Genau so sieht die Realität in vielen Katalogprojekten aus, und wir sehen das in Kundengesprächen immer wieder. Der Designer pflegt Preise von Hand nach, weil die Excel-Liste mal wieder zu spät kam. Die Produktmanagerin schickt Korrekturen als PDF-Kommentare, die anschließend jemand ins Layout überträgt. Am Ende weiß niemand mehr sicher, welcher Stand der verbindliche ist. Jeder spielt jedes Instrument, und keiner spielt seines richtig.

EasyCatalog löst dieses Problem nicht mit mehr Abstimmung, sondern mit einer klaren Rollenverteilung. Wie die in der Praxis aussieht, schauen wir uns heute an.

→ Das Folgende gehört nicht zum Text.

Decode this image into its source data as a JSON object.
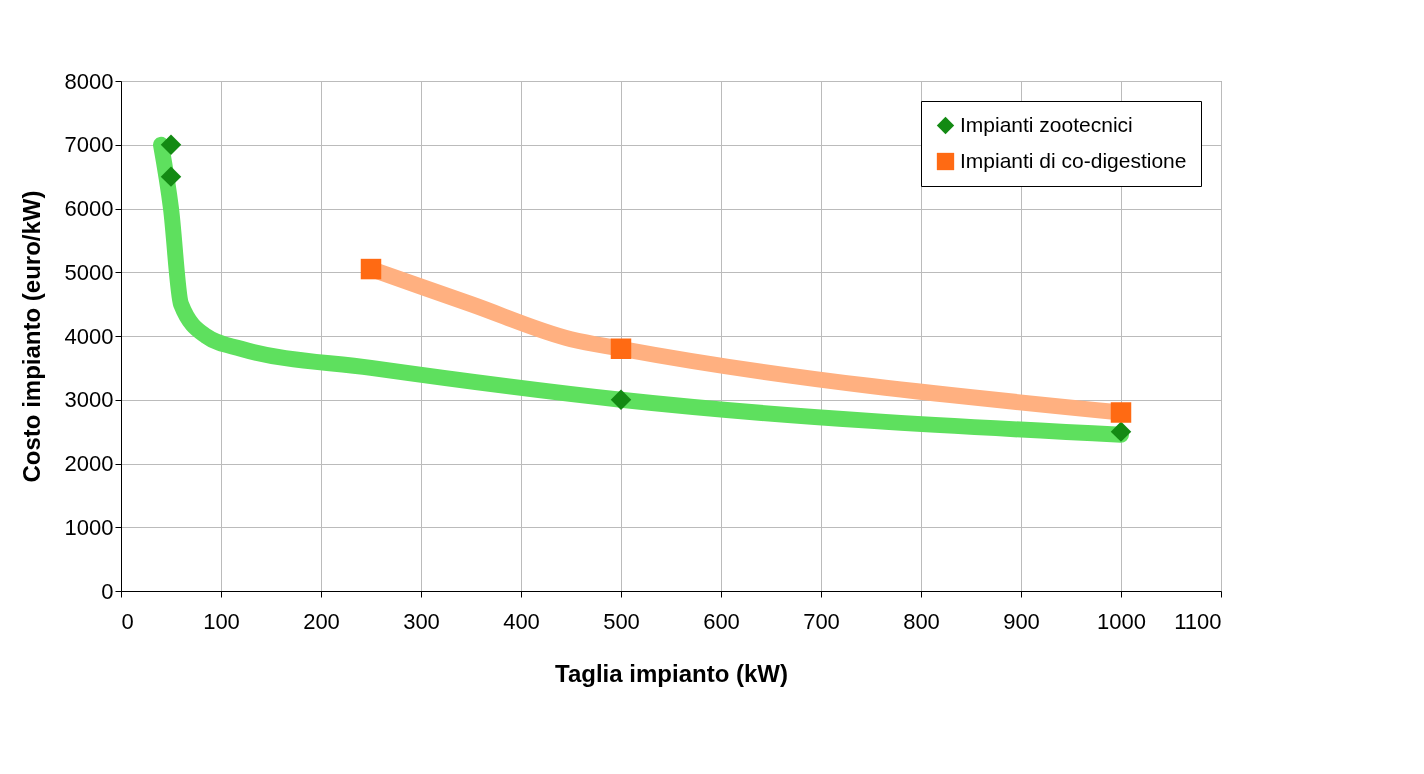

Zwei Berufswelten, ein Katalog

In jedem Katalogprojekt treffen zwei Arbeitsweisen aufeinander, die unterschiedlicher kaum sein könnten.

Auf der einen Seite stehen die Datenverantwortlichen: Produktmanagement, Vertrieb, teilweise die IT. Sie denken in Artikelnummern, Warengruppen und Preisstaffeln. Ihr Zuhause ist das ERP- oder PIM-System, also die zentrale Datenbank, in der alle Produktinformationen gepflegt werden. Auf der anderen Seite arbeiten die Designer. Sie denken in Weißraum, Typografie und Seitenrhythmus, ihr Zuhause ist InDesign. Von Exportformaten und Feldstrukturen wollen sie verständlicherweise so wenig wissen wie möglich.

Ohne Automatisierung müssen diese beiden Welten bei jeder Ausgabe von Hand in Einklang gebracht werden. Daten gehen per Excel-Anhang in die Grafik, Korrekturen wandern per PDF zurück, und jede dieser Übergaben ist eine Stelle, an der etwas verloren gehen kann. Die Erfahrung aus unseren Projekten zeigt: Das größte Risiko in solchen Workflows ist selten die Technik. Es sind die vielen Übergabepunkte zwischen Menschen und die Medienbrüche.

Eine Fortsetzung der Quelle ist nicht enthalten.